An employer is not required to pay an employee for accrued, unused paid sick days upon separation from employment. However, if the employee is rehired within one year of the date of separation, the employer must reinstate his or her previously accrued and unused paid sick days.

How it works
The employer can require the employee to use paid sick leave in minimum increments of no more than two hours. The rate of pay is the employee’s hourly wage at the time of the leave. If in the 90 days before taking accrued sick leave the employee had different hourly pay rates, was paid by commission or piece rate, or was a nonexempt salaried employee, then the rate of pay will be calculated by dividing total wages, not including overtime premium pay, by the total hours worked in the full pay periods of the prior 90 days of employment.

The employee must receive payment for sick leave no later than the payday for the next regular payroll period after the sick leave was taken. An employer cannot require the employee to find a replacement to cover the days during which the employee uses paid sick days.

Pay stubs must show accrued sick leave
The employee must receive written notice of accrued sick leave, or paid time off leave an employer provides in lieu of sick leave, on an itemized wage statement or in a separate written notice provided to the employee with his or her wage statement.

Notice required
The employee must provide reasonable advance notice if the need for paid sick leave is foreseeable. If the need for paid sick leave is unforeseeable, the employee must provide notice of the need for the leave as soon as practicable.

Potential liability
The state can sue an employer for violations of the new law, seeking reinstatement, back pay, costs, attorneys’ fees, and penalties of up to $4,000 per employee per day. Aggrieved employees can also sue the employer under the statute and on behalf of other “aggrieved employees” pursuant to the Labor Code Private Attorney General Act (“PAGA”)

Penalties include:

  1. the dollar amount of paid sick days withheld multiplied by three, or two hundred fifty dollars ($250), whichever amount is greater, not to exceed four thousand dollars ($4,000 and
  2. fifty dollars ($50) for each day the violation occurred or continued, not to exceed thousand dollars ($4,000).
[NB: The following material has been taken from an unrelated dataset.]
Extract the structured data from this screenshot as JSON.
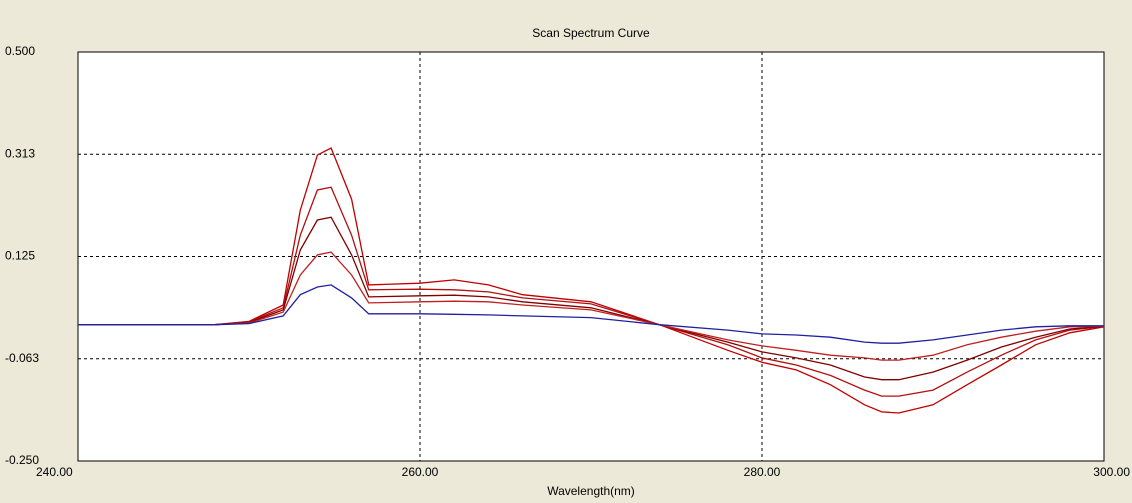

The Labor Commissioner may file of a civil action to enforce its order and the employer may be ordered to pay to the state fifty dollars ($50) for each day or portion of a day a violation occurs or continues for each aggrieved employee. In an administrative or civil action brought under this article, the Labor Commissioner or court, as the case may be, will award interest on all amounts due and unpaid.

Now is the time to prepare for this new law and to learn these new rights, so that employees and employers alike will be informed.

About the author:
PHILLIP J. GRIEGO is the owner of PHILLIP J. GRIEGO & ASSOCIATES, a boutique labor and employment law firm in San Jose, CA.  Mr. Griego’s practice expanded to include labor relations, general business and commercial litigation involving trade secrets, unfair competition, and privacy issues.